Sir Winston Churchill once said: “If a man is not a socialist by the time he is 20, he has no heart. If he is not a Conservative by the time he is 40, he has no brain.”
But it is not advancing in age itself that creates Conservatives, but rather the personal growth of passing through the gateposts of a life well lived. You buy a house, start a family, save money into your ISA, your pension pot begins to accrue compound interest, you get promoted at work and pay more tax.
We are wasting a huge amount of potential and the consequence is no more Conservatives or capitalists
As you go through these gateposts, you build capital – financially and socially, building a broader stake in our society – and you discover the facts of life are, indeed, Conservative. But for too many young people in this country, they are not making these steps – we are wasting a huge amount of potential and the consequence is no more Conservatives or capitalists.

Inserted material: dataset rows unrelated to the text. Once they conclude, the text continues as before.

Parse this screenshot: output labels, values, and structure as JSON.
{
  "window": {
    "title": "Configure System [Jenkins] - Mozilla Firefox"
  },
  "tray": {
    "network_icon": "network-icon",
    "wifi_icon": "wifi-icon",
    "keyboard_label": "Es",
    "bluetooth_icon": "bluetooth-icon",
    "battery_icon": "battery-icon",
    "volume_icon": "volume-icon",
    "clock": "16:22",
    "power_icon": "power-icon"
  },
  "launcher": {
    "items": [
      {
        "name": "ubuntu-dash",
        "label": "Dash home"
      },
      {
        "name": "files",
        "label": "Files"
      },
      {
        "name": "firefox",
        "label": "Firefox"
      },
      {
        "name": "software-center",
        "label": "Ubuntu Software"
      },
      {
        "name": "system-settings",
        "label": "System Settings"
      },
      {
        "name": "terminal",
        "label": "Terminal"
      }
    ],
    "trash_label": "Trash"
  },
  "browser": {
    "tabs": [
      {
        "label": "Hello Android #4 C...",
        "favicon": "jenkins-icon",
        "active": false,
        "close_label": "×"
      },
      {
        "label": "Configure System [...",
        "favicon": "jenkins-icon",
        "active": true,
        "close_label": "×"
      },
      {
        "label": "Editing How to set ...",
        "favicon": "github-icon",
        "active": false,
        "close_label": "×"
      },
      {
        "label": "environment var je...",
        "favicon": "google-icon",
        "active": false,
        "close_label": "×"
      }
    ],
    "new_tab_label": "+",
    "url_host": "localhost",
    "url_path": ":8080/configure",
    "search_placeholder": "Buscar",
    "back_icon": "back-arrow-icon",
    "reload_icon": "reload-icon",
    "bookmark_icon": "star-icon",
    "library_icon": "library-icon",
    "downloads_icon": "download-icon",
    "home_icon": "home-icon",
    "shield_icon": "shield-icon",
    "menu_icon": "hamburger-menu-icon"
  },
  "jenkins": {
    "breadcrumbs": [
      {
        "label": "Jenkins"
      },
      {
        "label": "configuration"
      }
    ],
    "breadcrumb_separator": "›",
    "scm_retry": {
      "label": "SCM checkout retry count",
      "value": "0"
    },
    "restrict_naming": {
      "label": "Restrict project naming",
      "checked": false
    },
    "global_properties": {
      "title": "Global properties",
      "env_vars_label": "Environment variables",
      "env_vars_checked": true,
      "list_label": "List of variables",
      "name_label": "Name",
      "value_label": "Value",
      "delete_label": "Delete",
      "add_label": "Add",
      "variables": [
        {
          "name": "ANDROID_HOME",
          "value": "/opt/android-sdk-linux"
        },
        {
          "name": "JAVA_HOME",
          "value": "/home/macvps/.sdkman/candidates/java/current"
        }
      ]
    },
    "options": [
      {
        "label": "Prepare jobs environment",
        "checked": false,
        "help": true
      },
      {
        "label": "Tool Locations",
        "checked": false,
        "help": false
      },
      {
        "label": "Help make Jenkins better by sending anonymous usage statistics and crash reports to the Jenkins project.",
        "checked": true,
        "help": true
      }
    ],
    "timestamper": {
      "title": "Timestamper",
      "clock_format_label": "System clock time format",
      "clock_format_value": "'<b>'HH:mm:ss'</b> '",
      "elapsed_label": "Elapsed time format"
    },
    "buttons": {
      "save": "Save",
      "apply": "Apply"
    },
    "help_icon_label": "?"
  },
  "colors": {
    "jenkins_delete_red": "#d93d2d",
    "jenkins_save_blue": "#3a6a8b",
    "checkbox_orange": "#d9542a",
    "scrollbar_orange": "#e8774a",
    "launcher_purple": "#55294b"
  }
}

The reason? Housing – or rather, a lack of housing.
Current estimates say that compared to other major European nations, we have a backlog shortage of a whopping 4.3m homes. Further, the government target of an average of 300,000 new homes built per year is being continually missed, running closer to 130,000 per year, and this gap opens up more starkly each and every year. That’s before even considering that the unplanned mass migration into this country way outstrips the assumption underpinning the 300,000 per year target.
We are in a mess, and whereas in 1997 the ratio of average earnings to average house price was in the region of three times more, it now closer to nine times. Millions of young people are now paying an immense share of their income after tax in rent; home ownership feels further and further away. This is having disastrous effects in almost every policy area. It is gumming up our economy, stifling family formation and represents a huge intergenerational injustice.
I come from a very working-class background in Greater Manchester and my very first memories are of my parents returning from night school on alternate evenings as they sought to get the qualifications they needed to start their small business. That small business gave me and my brother opportunities my parents couldn’t have dreamt of growing up. They showed me from an early age that anyone who works hard and values education can improve the lives of themselves and their families. That is the root of my conservatism, but how true is it today to say that the industry which you apply is more important than the wealth of your parents when it comes to getting on in this country?
For our politics, our economy and our families – we need to find a Conservative way to get building again. We shouldn’t be covering our countryside with soulless, windowless, car-orientated sprawl. But we absolutely should be significantly increasing the density of housing in our most productive cities (Paris is twice the density of London!).
We should be encouraging a regenerative gentle densification in our suburbs, and we should be building beautiful new places, using Scrutonian principles, utilising organisations like the King’s Foundation.
If we do not, Labour will impose it on us, and young people will not become Conservatives – and our party will continue to drive down an electoral demographic cul-de-sac.